There are special rules for qualified child care facilities that apply with respect to a taxpayer, meaning, even if the two conditions are otherwise met, for a facility to be treated as a qualified child care facility, certain conditions must be met:
- Enrollment in the facility is open to employees of the taxpayer during the taxable year,
- If the facility is the principal trade or business of the taxpayer, at least 30% of the enrollees are dependents of employees of the taxpayer, and
- Use of the facility (or the eligibility to use the facility) does not discriminate in favor of highly compensated employees (within the meaning of IRC Section 414(q)).
Qualified child care expenditures
Qualified child care expenditures are amounts paid or incurred:
- To acquire, construct, rehabilitate, or expand property that is:
- To be used as part of a qualified child care facility of the taxpayer,
- Depreciable (or amortizable), and
- Not part of the principal residence (within the meaning of IRC Section 121) of the taxpayer or any employee of the taxpayer;
- To operate a qualified child care facility of the taxpayer (this includes costs related to training employees, providing scholarship programs, and providing increased compensation to employees with higher levels of child care training); or
- Under a contract with a qualified child care facility to provide child care services to employees of the taxpayer.
Qualified child care expenditures do not include expenses in excess of the fair market value of such care.
Qualified child care resource and referral expenditures
Qualified child care resource and referral expenditures are amounts paid or incurred under a contract to provide child care resource and referral services to employees of the taxpayer.
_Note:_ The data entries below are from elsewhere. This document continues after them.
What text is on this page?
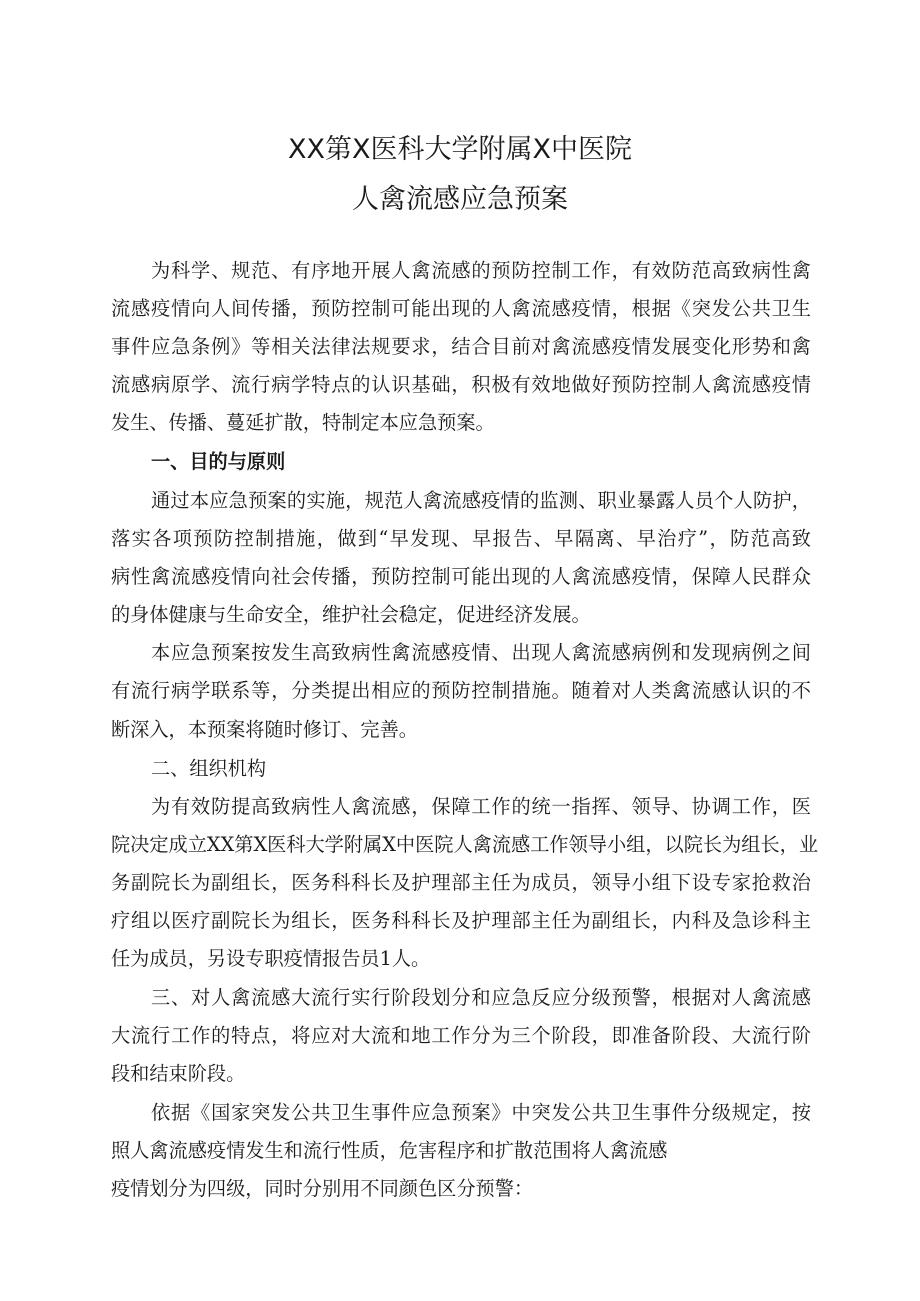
XX第X医科大学附属X中医院
人禽流感应急预案
为科学、规范、有序地开展人禽流感的预防控制工作，有效防范高致病性禽
流感疫情向人间传播，预防控制可能出现的人禽流感疫情，根据《突发公共卫生
事件应急条例》等相关法律法规要求，结合目前对禽流感疫情发展变化形势和禽
流感病原学、流行病学特点的认识基础，积极有效地做好预防控制人禽流感疫情
发生、传播、蔓延扩散，特制定本应急预案。
一、目的与原则
通过本应急预案的实施，规范人禽流感疫情的监测、职业暴露人员个人防护，
落实各项预防控制措施，做到“早发现、早报告、早隔离、早治疗”，防范高致
病性禽流感疫情向社会传播，预防控制可能出现的人禽流感疫情，保障人民群众
的身体健康与生命安全，维护社会稳定，促进经济发展。
本应急预案按发生高致病性禽流感疫情、出现人禽流感病例和发现病例之间
有流行病学联系等，分类提出相应的预防控制措施。随着对人类禽流感认识的不
断深入，本预案将随时修订、完善。
二、组织机构
为有效防提高致病性人禽流感，保障工作的统一指挥、领导、协调工作，医
院决定成立XX第X医科大学附属X中医院人禽流感工作领导小组，以院长为组长，业
务副院长为副组长，医务科科长及护理部主任为成员，领导小组下设专家抢救治
疗组以医疗副院长为组长，医务科科长及护理部主任为副组长，内科及急诊科主
任为成员，另设专职疫情报告员1人。
三、对人禽流感大流行实行阶段划分和应急反应分级预警，根据对人禽流感
大流行工作的特点，将应对大流和地工作分为三个阶段，即准备阶段、大流行阶
段和结束阶段。
依据《国家突发公共卫生事件应急预案》中突发公共卫生事件分级规定，按
照人禽流感疫情发生和流行性质，危害程序和扩散范围将人禽流感
疫情划分为四级，同时分别用不同颜色区分预警：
The provision of the services (or the eligibility to use the services) must not discriminate in favor of highly compensated employees (within the meaning of IRC Section 414(q)).
How to claim the credit
To claim the credit, use Form 8882, Credit for Employer-Provided Childcare Facilities and Services.
No double benefit allowed
Where the credit is determined with respect to a qualified child care facility based on expenditures made to acquire, construct, rehabilitate, or expand the facility, taxpayers must reduce the basis of the facility by the amount of the credit determined.
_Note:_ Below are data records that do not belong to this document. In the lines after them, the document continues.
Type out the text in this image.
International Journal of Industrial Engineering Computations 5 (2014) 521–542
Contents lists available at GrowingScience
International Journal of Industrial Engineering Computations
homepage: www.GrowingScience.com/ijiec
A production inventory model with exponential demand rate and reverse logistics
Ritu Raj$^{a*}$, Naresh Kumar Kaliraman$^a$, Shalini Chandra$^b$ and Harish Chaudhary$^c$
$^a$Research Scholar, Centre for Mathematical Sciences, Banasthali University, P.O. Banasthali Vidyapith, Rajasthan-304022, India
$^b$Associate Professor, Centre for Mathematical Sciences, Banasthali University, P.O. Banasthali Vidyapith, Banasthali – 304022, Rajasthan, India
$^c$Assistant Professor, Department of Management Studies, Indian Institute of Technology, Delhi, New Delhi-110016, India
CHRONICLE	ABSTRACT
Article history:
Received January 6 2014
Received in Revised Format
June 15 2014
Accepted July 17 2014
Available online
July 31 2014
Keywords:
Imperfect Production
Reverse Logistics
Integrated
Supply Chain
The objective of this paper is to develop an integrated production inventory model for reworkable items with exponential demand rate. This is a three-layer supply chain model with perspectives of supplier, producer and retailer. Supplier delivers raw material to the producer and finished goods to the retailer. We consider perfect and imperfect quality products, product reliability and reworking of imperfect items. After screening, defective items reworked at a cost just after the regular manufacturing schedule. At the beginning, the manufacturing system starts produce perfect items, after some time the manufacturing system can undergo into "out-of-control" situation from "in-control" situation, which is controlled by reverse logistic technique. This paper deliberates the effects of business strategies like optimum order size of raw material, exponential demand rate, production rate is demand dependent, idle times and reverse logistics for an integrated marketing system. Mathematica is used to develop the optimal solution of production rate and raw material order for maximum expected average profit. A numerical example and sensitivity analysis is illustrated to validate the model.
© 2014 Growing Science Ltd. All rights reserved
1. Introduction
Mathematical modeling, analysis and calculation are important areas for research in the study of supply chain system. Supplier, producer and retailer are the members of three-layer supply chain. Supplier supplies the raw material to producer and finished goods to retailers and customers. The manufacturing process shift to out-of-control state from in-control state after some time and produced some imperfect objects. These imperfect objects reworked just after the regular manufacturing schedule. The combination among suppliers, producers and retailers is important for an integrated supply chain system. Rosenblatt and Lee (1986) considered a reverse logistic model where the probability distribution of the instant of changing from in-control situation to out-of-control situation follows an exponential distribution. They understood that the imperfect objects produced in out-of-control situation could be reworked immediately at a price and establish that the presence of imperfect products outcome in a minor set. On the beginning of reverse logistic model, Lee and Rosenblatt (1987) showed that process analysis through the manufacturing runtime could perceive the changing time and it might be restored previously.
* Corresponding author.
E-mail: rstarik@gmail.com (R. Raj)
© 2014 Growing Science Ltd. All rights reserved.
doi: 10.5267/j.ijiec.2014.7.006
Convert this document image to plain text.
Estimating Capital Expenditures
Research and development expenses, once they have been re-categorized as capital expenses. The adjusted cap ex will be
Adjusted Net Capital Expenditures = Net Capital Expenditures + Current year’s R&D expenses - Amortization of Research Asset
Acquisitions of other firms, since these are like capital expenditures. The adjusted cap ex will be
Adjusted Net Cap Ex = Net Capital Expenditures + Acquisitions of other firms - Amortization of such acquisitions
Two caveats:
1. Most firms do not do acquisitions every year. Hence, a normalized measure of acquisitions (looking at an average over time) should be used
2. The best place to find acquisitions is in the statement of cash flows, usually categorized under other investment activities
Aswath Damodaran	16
Taxpayers may not claim any other deduction or credit for the portion of expenditures used to determine this credit.
Recapture of credit
Taxpayers may have to recapture part or all of the credit if, before the 10th tax year after the tax year in which their qualified child care facility is placed in service, the facility ceases to operate as a qualified child care facility or there is a change in ownership of the facility. However, a change in ownership will not require recapture if the person acquiring the interest in the facility agrees, in writing, to assume the recapture liability. In the event of such an assumption of liability, the person acquiring the interest in the facility shall be treated as the taxpayer for purposes of assessing any recapture liability (computed as if there had been no change in ownership).